Alors que les efforts restent toujours en cours, de nombreux maliens ont été victimes de la traite des personnes en 2023. Ils sont au total plus de 5000 citoyens touchés l’année dernière. Dans le rapport du comité national de coordination de lutte contre la traite des personnes, l’accent a été mis sur toutes les activités menées en 2023. Le document permet, indique-t-on, de mesurer les efforts fournis dans la lutte contre le fléau. Il met également l’accent sur les défis qui se posent dans le secteur. Ainsi, ajoute-t-on, les activités de formation et de sensibilisation ont concerné 13 813 personnes, dont 5792 femmes. Se fiant aux chiffres relayés par le comité, 5481 personnes victimes de la traite des personnes et autres pratiques assimilées ont été identifiées, assistées et protégées en 2023. A cela s’ajoute le jugement de 16 dossiers impliquant 116 personnes qui ont été jugées par la cour d’assises spéciale de Kayes et le tribunal de grande instance de Bafoulabe, une des localités du Mali. Même si ces résultats demeurent satisfaisants, tout porte à croire que l’enraiement de la pratique est une lutte de longue haleine.

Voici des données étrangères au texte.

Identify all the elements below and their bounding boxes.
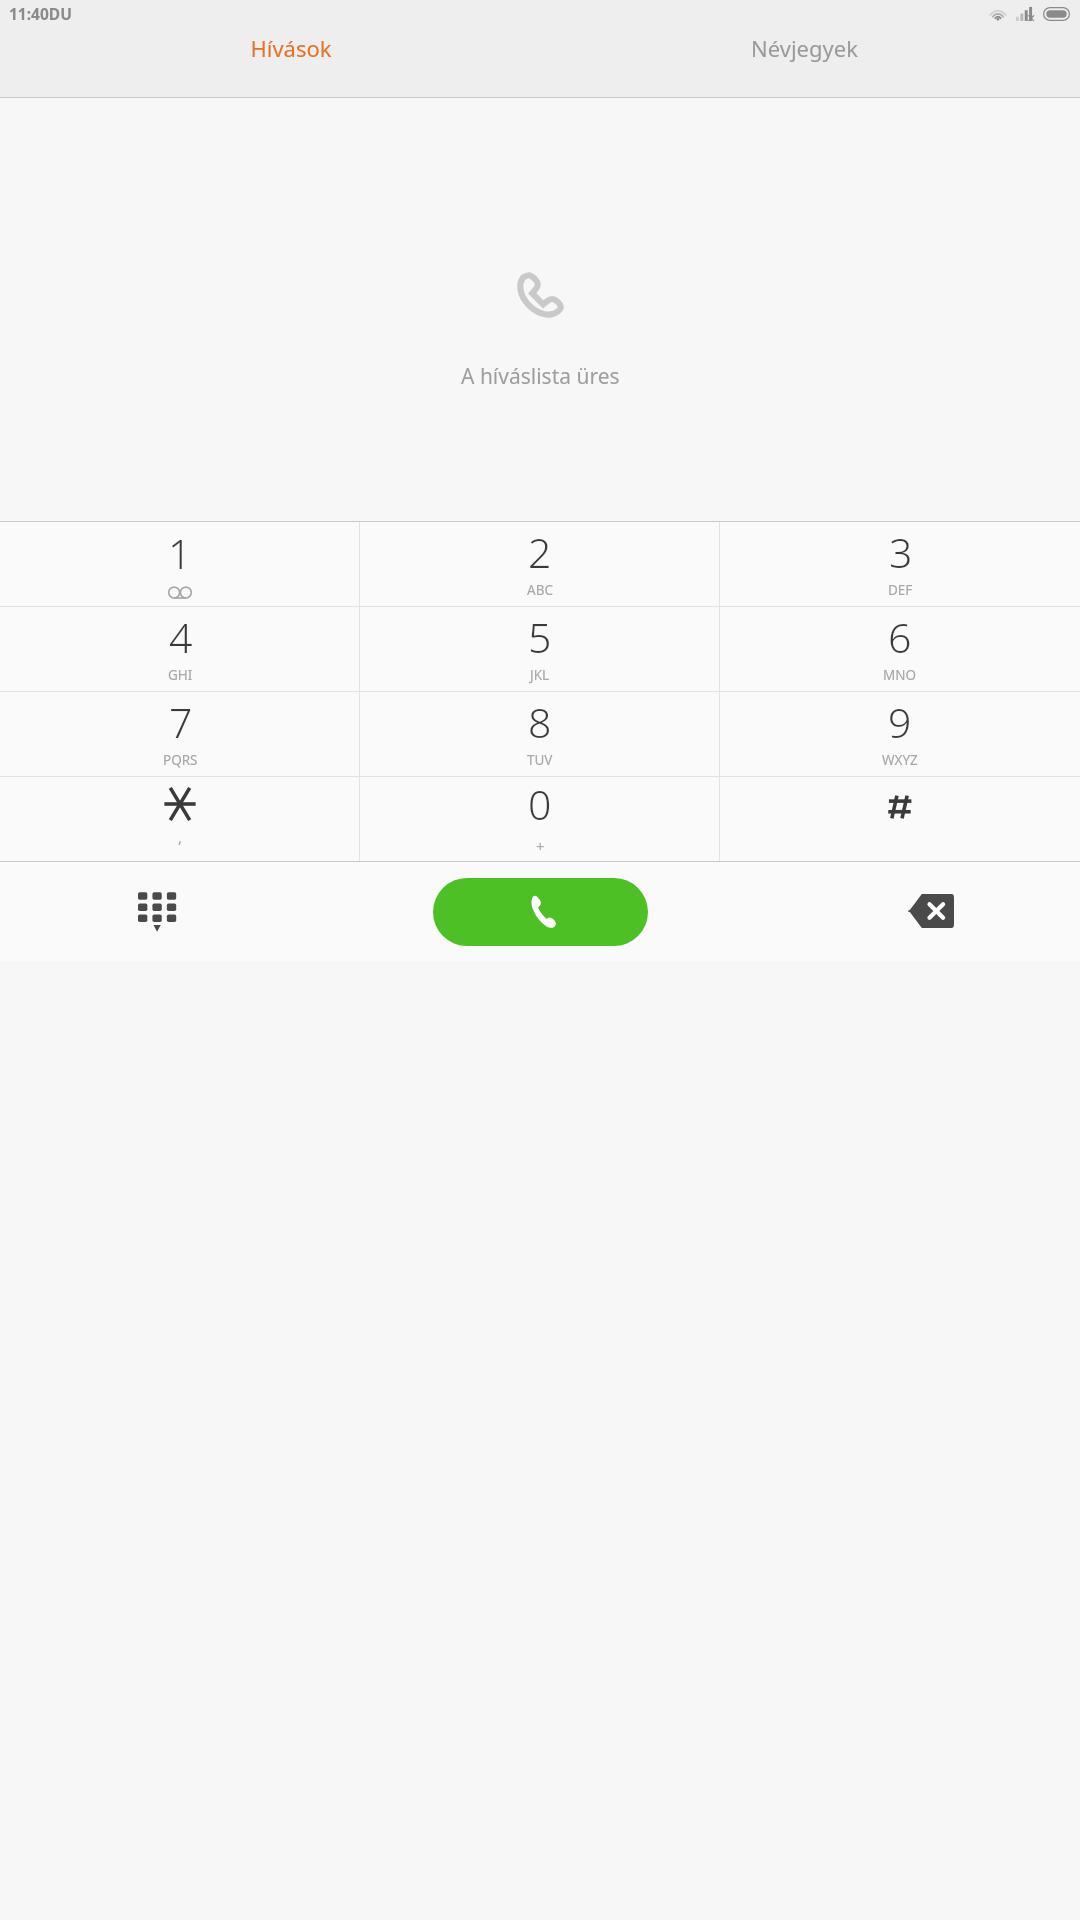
staticText: JKL: [530, 666, 550, 684]
staticText: TUV: [527, 751, 553, 769]
button[interactable]: Call: [433, 878, 648, 946]
staticText: 1: [168, 525, 192, 581]
button[interactable]: Backspace: [902, 882, 960, 940]
button[interactable]: Névjegyek: [540, 33, 1080, 63]
staticText: Névjegyek: [751, 33, 858, 63]
staticText: Hívások: [250, 33, 332, 63]
staticText: 11:40DU: [9, 3, 72, 24]
staticText: A híváslista üres: [461, 362, 620, 391]
staticText: 5: [528, 609, 552, 665]
staticText: ABC: [527, 581, 553, 599]
staticText: 0: [528, 776, 552, 832]
staticText: 8: [528, 694, 552, 750]
button[interactable]: 4: [0, 607, 360, 691]
button[interactable]: Hívások: [0, 33, 540, 63]
button[interactable]: 9: [720, 692, 1080, 776]
button[interactable]: 1: [0, 522, 360, 606]
button[interactable]: ,: [0, 777, 360, 861]
staticText: 6: [888, 609, 912, 665]
staticText: DEF: [888, 581, 913, 599]
staticText: MNO: [883, 666, 917, 684]
button[interactable]: 0: [360, 777, 720, 861]
button[interactable]: [720, 777, 1080, 861]
staticText: 7: [169, 694, 193, 750]
button[interactable]: 2: [360, 522, 720, 606]
button[interactable]: 6: [720, 607, 1080, 691]
staticText: 2: [528, 524, 552, 580]
staticText: 3: [889, 524, 913, 580]
staticText: ,: [178, 827, 183, 847]
button[interactable]: 7: [0, 692, 360, 776]
staticText: GHI: [168, 666, 193, 684]
button[interactable]: Hide dialpad: [130, 884, 184, 938]
staticText: PQRS: [163, 751, 198, 769]
staticText: 9: [888, 694, 912, 750]
staticText: WXYZ: [882, 751, 918, 769]
button[interactable]: 5: [360, 607, 720, 691]
button[interactable]: 8: [360, 692, 720, 776]
staticText: +: [536, 836, 545, 856]
button[interactable]: 3: [720, 522, 1080, 606]
staticText: 4: [169, 609, 193, 665]
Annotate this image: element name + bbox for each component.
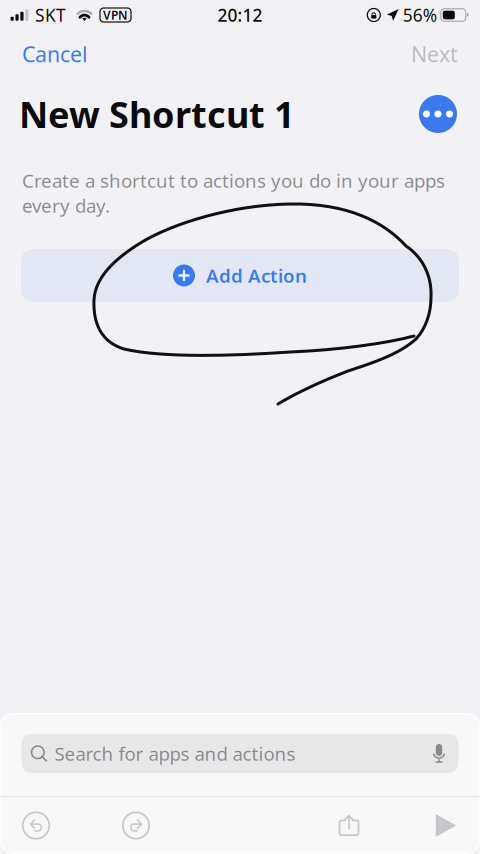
staticText: 56% (403, 4, 437, 26)
button[interactable]: Next (405, 33, 464, 75)
button[interactable]: Run (424, 804, 468, 848)
button[interactable]: Add Action (21, 249, 459, 302)
staticText: New Shortcut 1 (19, 90, 295, 138)
staticText: Cancel (22, 40, 88, 68)
staticText: Search for apps and actions (54, 741, 296, 766)
staticText: Next (411, 40, 458, 68)
staticText: 20:12 (218, 4, 262, 26)
staticText: SKT (35, 4, 66, 26)
button[interactable]: More options (416, 92, 460, 136)
button[interactable]: Cancel (16, 33, 94, 75)
staticText: Create a shortcut to actions you do in y… (22, 168, 445, 218)
button[interactable]: Share (327, 804, 371, 848)
button[interactable]: Redo (114, 804, 158, 848)
staticText: VPN (103, 7, 128, 23)
button[interactable]: Undo (14, 804, 58, 848)
staticText: Add Action (206, 263, 307, 288)
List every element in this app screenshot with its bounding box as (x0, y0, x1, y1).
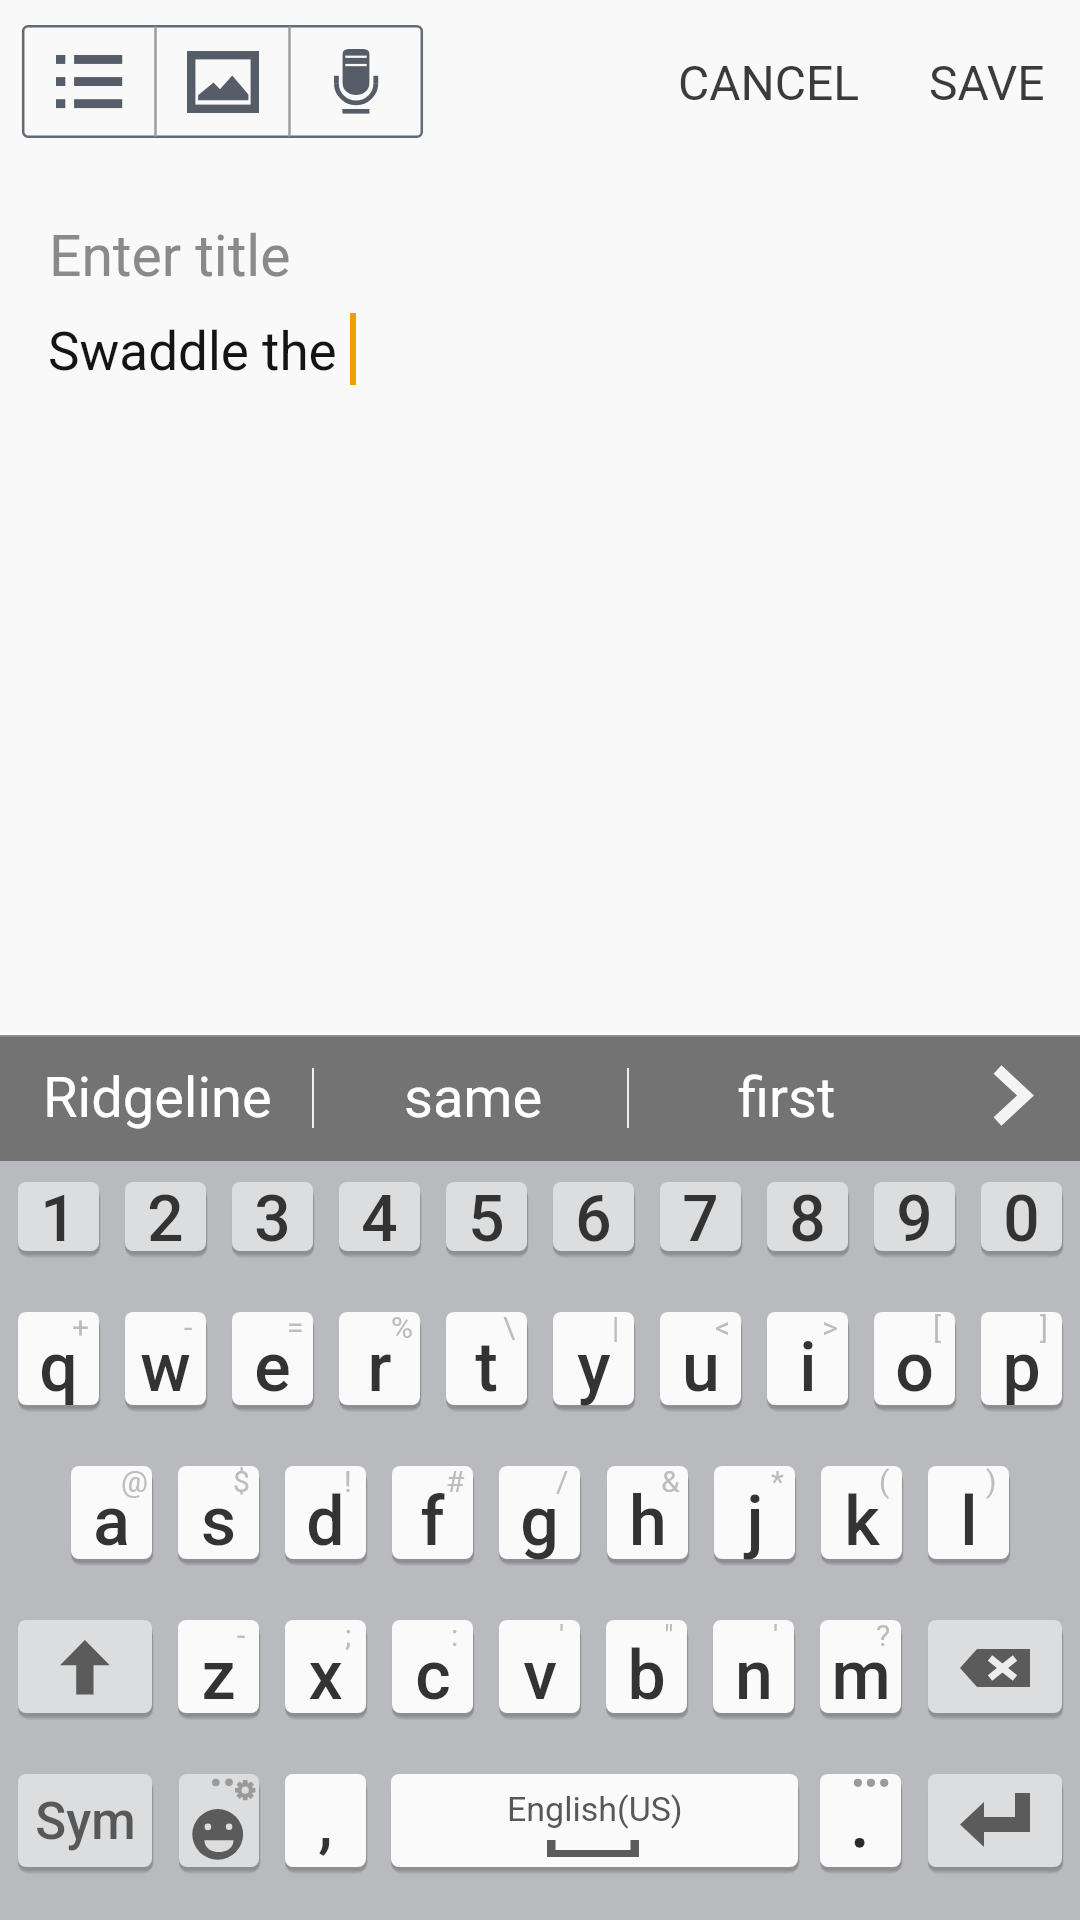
button[interactable]: 0 (981, 1182, 1062, 1253)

La région de Kayes au centre de l’esclavage par ascendance
Dans la première région administrative du pays, la violence due à l’esclavage par ascendance avait atteint son summum. Sur les faits recensés en 2022, figure celui d’une personne de troisième âge, brûlée avant sa mort. Le 29 juillet 2022, le cadavre brûlé et mutilé de Diogou Sidibé, âgée de 71 ans avait été, faudra-t-il le rappeler, découvert près de son champ non loin de Lany Mody, un village situé dans le cercle de Kayes. Comme détaillé par plusieurs organisations de lutte contre l’esclavage à l’époque, ledit acte était dû au refus de la vieille dame de se soumettre au statut d’esclave. Sur la toile, le fils de la défunte témoignait qu’elle a été tuée pour avoir refusé de retirer sa plainte contre une autre femme qui l’avait battue le 10 juin 2022. Lequel retrait allait permettre à la présumée coupable de bénéficier d’une liberté provisoire. Le 6 juillet 2022, sur le chemin du champ, la vieille femme « toute joyeuse », écoutait une chanson à la gloire d’Ousmane, un riche commerçant de la localité qui venait d’offrir un forage au village, raconte-t-on. Sur la même route, elle croise le septuagénaire Samba, un membre de la famille royale du village qui lui interdit d’écouter cette musique non destinée « à un esclave indigne » comme la dame. Face à son refus, la vielle personne a été battue. Le bras avec lequel elle tentait de se protéger a été fracturé par son assaillant membre d’une famille dite royale, alors que sa tête coulait déjà du sang à cause de la blessure. Le même intéressé aurait appelé des membres de sa famille pour tabasser ceux de la famille de la défunte, a-t-on appris à l’époque. Rappelons qu’en date du 21 novembre 2019, 110 personnes, en majorité des femmes et des enfants ont fui le village Khérouané pour Diéma après avoir refusé le statut d’esclaves. Le 4 juillet 2021, des habitants du village de Makhadougou, considérés comme des « esclaves » ont été empêchés de travailler dans leurs champs en raison du même problème. 12 personnes ont été blessées par des machettes et des coups de fusil. Le 28 septembre 2021, une vidéo montrant des jeunes ligotés et torturés avec des armes blanches a fait le tour des réseaux sociaux. La scène filmée à Oussoubidiagna aurait fait 1 mort, 77 blessés et 3000 « esclaves » déplacés, suivant les données fournies à l’époque.